Décentralisation au Cameroun : Le processus vu depuis Paris

Pour la France, les repères indiqués par Yaoundé pour la transition sont de plus en plus intangibles et fluctuants.

Christophe Guilhou

« C’est un cheminement qui est assez compliqué. Il se heurte à des résistances et à l’inertie administrative et politique ». Entre autres choses, voilà ce qu’a dit Christophe Guilhou à Yaoundé le 12 juillet 2021 au cours d’une réception en sa résidence. Reprise par le quotidien Cameroon Tribune (édition du 14 juillet 2021), la position sur le fil de l’ambassadeur de France au Cameroun évoque en filigrane des problèmes de délais de réalisation et de rendu des résultats sur le terrain, spécialement des logiques contradictoires. Pour en rendre compte de manière synthétique, le diplomate français parle simplement de « résistances et d’inertie ». Visiblement, selon lui, la décentralisation scandée lors du Grand dialogue national demeure modeste tant sur le fond qu’à propos de la procédure de sa mise en œuvre.
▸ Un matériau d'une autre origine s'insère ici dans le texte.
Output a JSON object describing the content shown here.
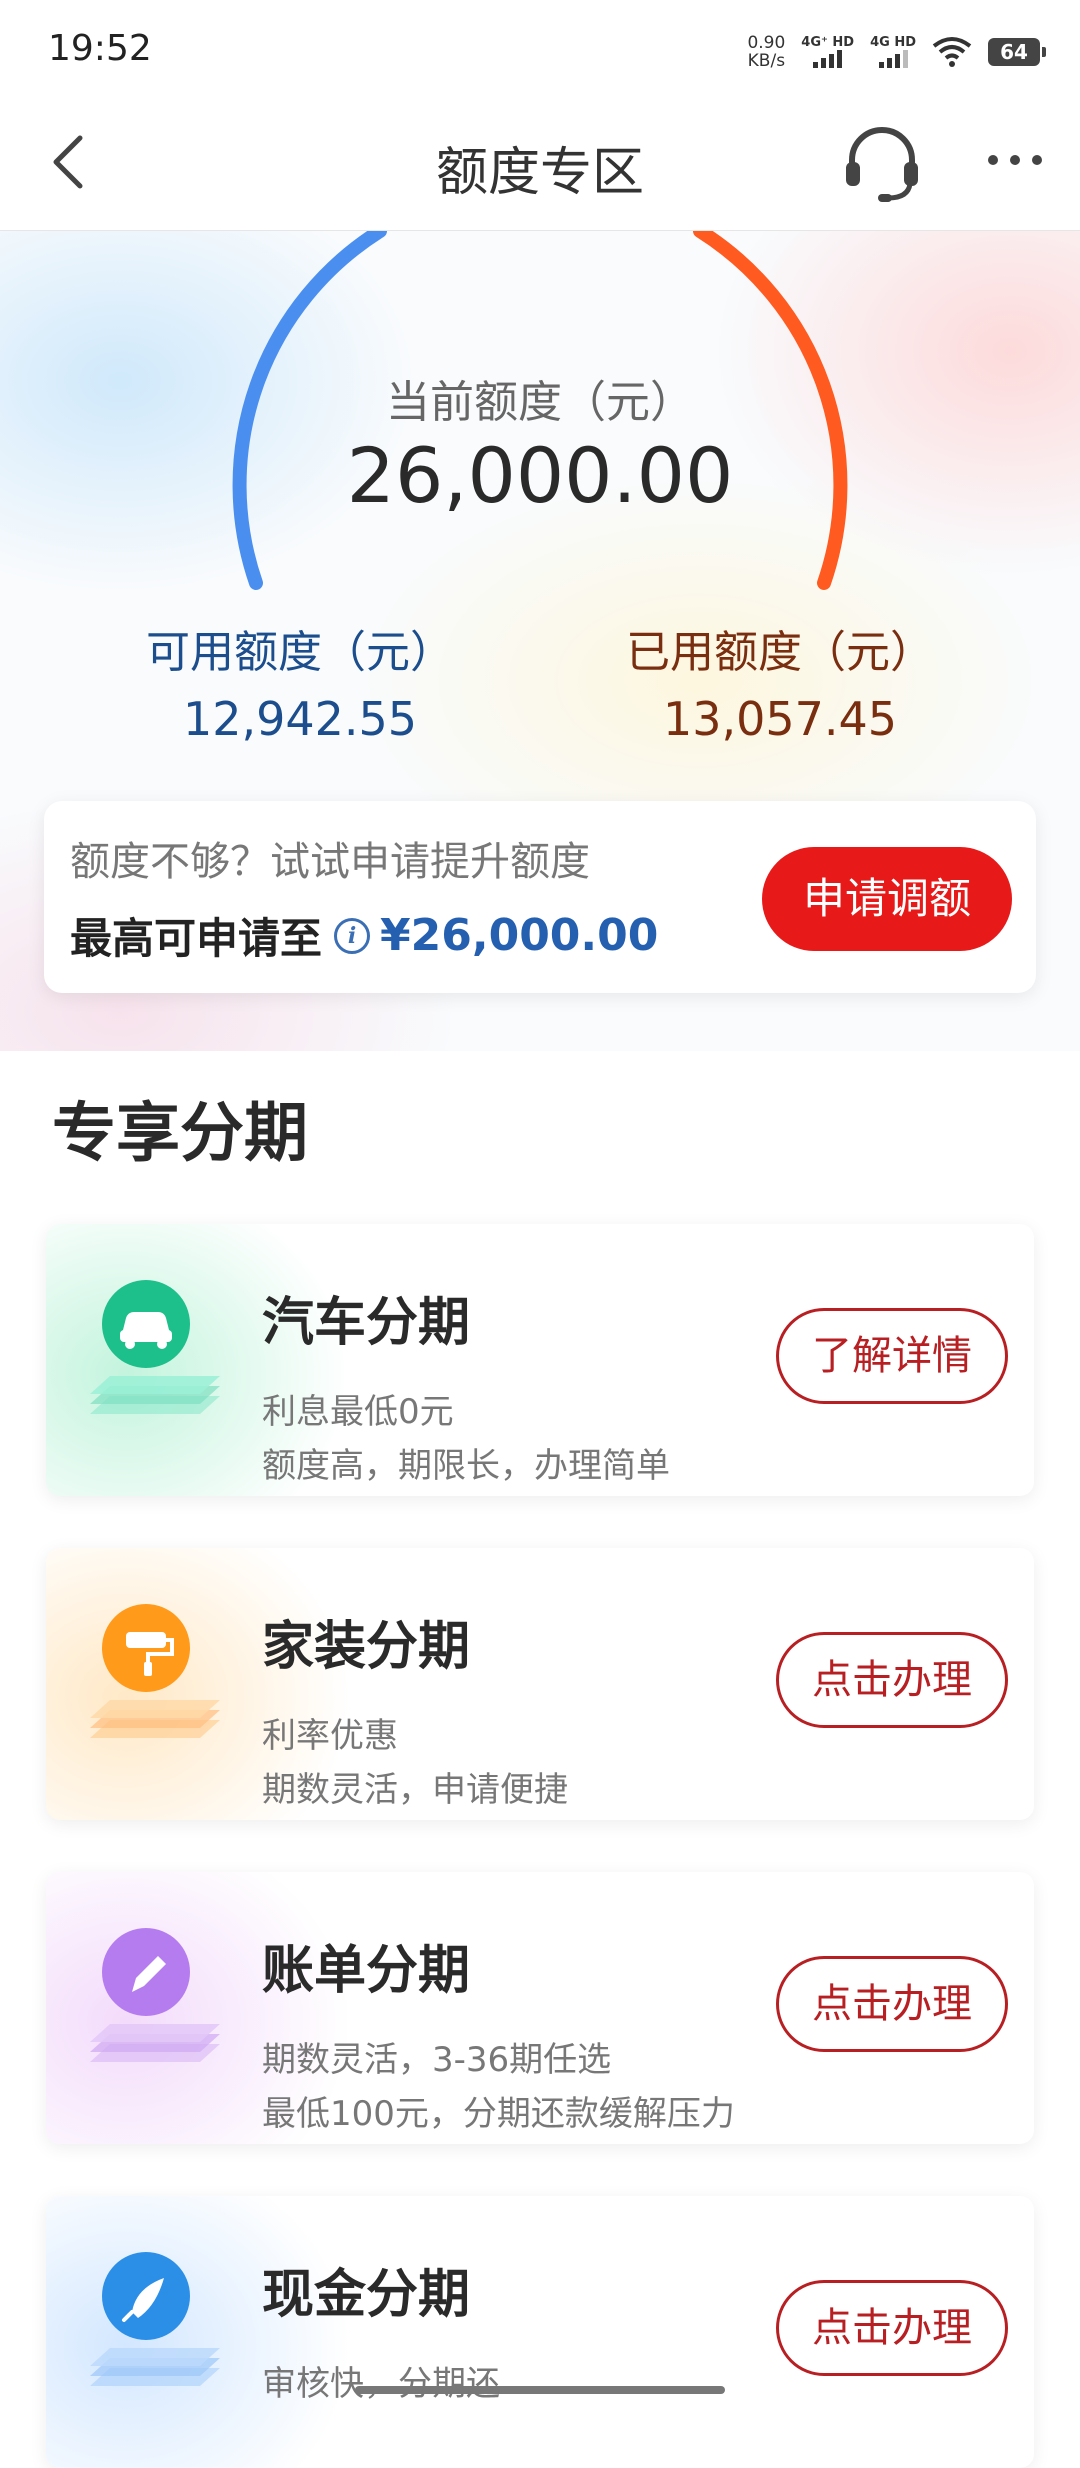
{
  "status_bar": {
    "time": "19:52",
    "net_speed_value": "0.90",
    "net_speed_unit": "KB/s",
    "sim1_label": "4G⁺ HD",
    "sim2_label": "4G HD",
    "battery": "64"
  },
  "nav": {
    "title": "额度专区"
  },
  "credit": {
    "current_label": "当前额度（元）",
    "current_amount": "26,000.00",
    "available_label": "可用额度（元）",
    "available_amount": "12,942.55",
    "used_label": "已用额度（元）",
    "used_amount": "13,057.45",
    "available_color": "#4a8ff0",
    "used_color": "#ff5a1f"
  },
  "raise": {
    "hint": "额度不够？试试申请提升额度",
    "max_label": "最高可申请至",
    "max_amount": "¥26,000.00",
    "button": "申请调额",
    "button_color": "#e81919"
  },
  "section": {
    "title": "专享分期"
  },
  "products": [
    {
      "name": "汽车分期",
      "desc1": "利息最低0元",
      "desc2": "额度高，期限长，办理简单",
      "button": "了解详情",
      "icon": "car-icon",
      "color": "#1dbf8a"
    },
    {
      "name": "家装分期",
      "desc1": "利率优惠",
      "desc2": "期数灵活，申请便捷",
      "button": "点击办理",
      "icon": "paint-roller-icon",
      "color": "#ff9a1a"
    },
    {
      "name": "账单分期",
      "desc1": "期数灵活，3-36期任选",
      "desc2": "最低100元，分期还款缓解压力",
      "button": "点击办理",
      "icon": "pencil-icon",
      "color": "#b57cf0"
    },
    {
      "name": "现金分期",
      "desc1": "审核快，分期还",
      "desc2": "",
      "button": "点击办理",
      "icon": "rocket-icon",
      "color": "#2b8fe8"
    }
  ]
}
Toutefois, il ne s’agit pas d’un reniement de la parole donnée. « C’est un processus sur lequel nous sommes engagés, malgré un calendrier aussi serré », a relevé Christophe Guilhou. La France a été sollicitée par le président de la République, Paul Biya, pour accompagner le processus au cours de la visite au Cameroun du ministre de l’Europe et des Affaires étrangères, Jean Yves Le Drian, en octobre 2019. Pour impulser une nouvelle dynamique, Paris s’est alors engagée à accompagner le Cameroun. Son soutien porte sur différents domaines. Christophe Guilhou liste les relations entre élus, les finances, la gestion administrative, le statut des employés et l’accompagnement de la National School of Local Administration (NASLA) qui forme le personnel des collectivités territoriales décentralisées, à la gestion administrative, l’élaboration des statuts des personnels des collectivités territoriales décentralisées (CTD). En guise d’exemple, Christophe Guilhou rappelle que « l’opérateur Expertise France développe depuis deux mois, un projet d’appui à la régionalisation sur un financement de 650 000 euros (Plus de 426,3 millions de F, ndlr) de l’Agence française de développement ».